Thou shalt be able to name at least 3 of our 53 fourteeners (or 58, depending on your school of thought).
Bonus points if you’ve actually hiked them, and know why there’s a disparity between the number of fourteeners in the state. I mean, are you really experiencing Colorado if you’re not gasping for air and stumbling through scree fields just to bag a summit?
Thou shalt visit Casa Bonita at least once in one’s life.
You’re missing out on a serious rite of passage if you’ve never been to Casa Bonita. It’s less of a dining experience and more of a tale of survival (especially if you made the mistake of eating anything other than the sopapillas). Do you even know what childhood dreams are made of if you’ve never seen the Casa Bonita cliff divers?
Thou shalt wear sunscreen.
This is no joke people. Colorado is blessed with 300 days of sunshine a year, and we’re at high altitude. Mix in reflection from the snow, and if you’re not wearing sunscreen you run the risk of being as red as Blucifers eyes. A terrifying sight, indeed.
Thou shalt celebrate our four seasons and silently laugh at those places that only get a lousy two.

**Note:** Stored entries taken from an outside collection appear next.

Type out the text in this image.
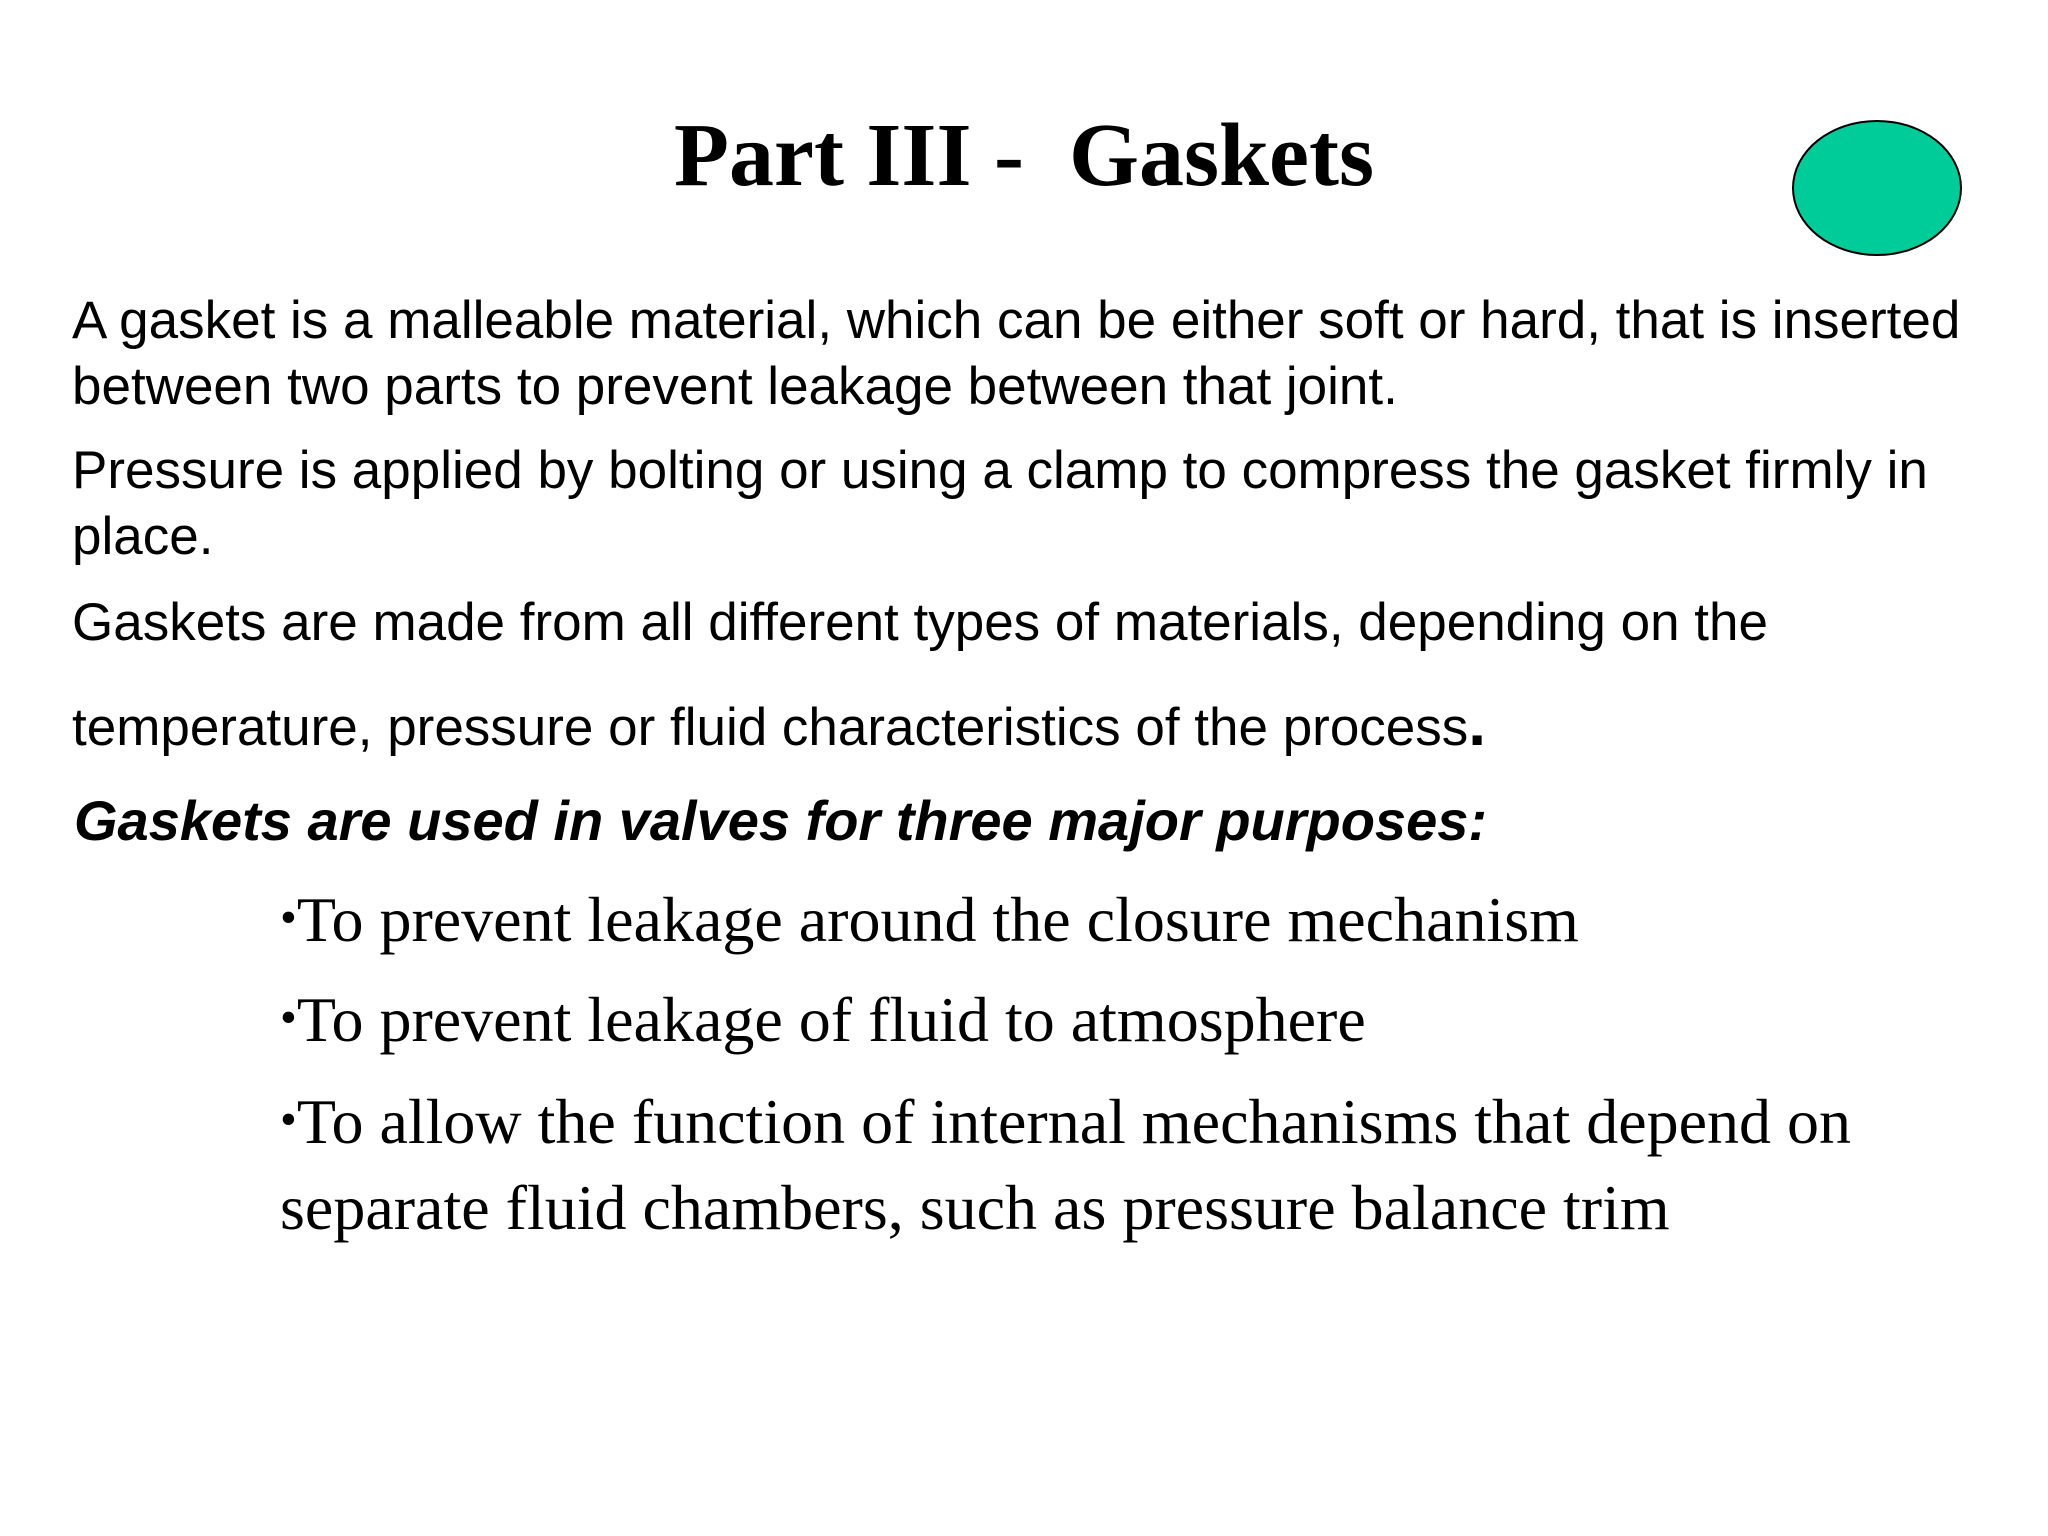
Part III -  Gaskets
A gasket is a malleable material, which can be either soft or hard, that is inserted between two parts to prevent leakage between that joint.
Pressure is applied by bolting or using a clamp to compress the gasket firmly in place.
Gaskets are made from all different types of materials, depending on the
temperature, pressure or fluid characteristics of the process.
Gaskets are used in valves for three major purposes:
•To prevent leakage around the closure mechanism
•To prevent leakage of fluid to atmosphere
•To allow the function of internal mechanisms that depend on separate fluid chambers, such as pressure balance trim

Whoever said two seasons is enough for them clearly hasn’t experienced summer drag into the cooler days of fall among changing aspens. Nor can they appreciate the agony of mud season. We’re multifaceted here in Colorado, outsiders just don’t get it.
Thou shalt see a concert at Red Rocks.
Another rite of passage for any Coloradan is experiencing live music at the most incredible outdoor venue in the country. You could go see Nickleback there and still brag about it.
Thou shalt be kind to fellow skiers/snowboarders and pick them up when they’re hitchhiking to the mountain.
Colorado is a pretty hitchhiker friendly state, especially in the small mountain towns where people will spend a grand on a new alpine setup instead of saving for a car. If you’re fortunate enough to have both (regardless of the state of disrepair your vehicle is in), help a buddy out and pick up the guy holding his snowboard on the side of the road. You’ll probably score some free weed out of it too.
Thou shalt have no fewer than 3 recreational sports they participate in depending on the season (weed smoking doesn’t count).
Welcome to the land of overachievement, where we not only have 4 seasons to play in but in order to be a true Coloradan, you should have no fewer than 3 recreational sports you pour all your money into. And you don’t get extra credit for weed smoking and craft beer drinking—those are just a given.
Thou shalt take care of thine self (and make sure we keep ranking #1 for least obese state)
Colorado is filled with a bunch of semi-obsessed athletes that take “cross-training” to an entirely new level commandment). Can you blame us? With the constant weed-induced munchies and love for a good craft beer, we have to balance out the indulgence with some serious calorie burning. Bonus points if you do your calorie burning outside instead of at the gym.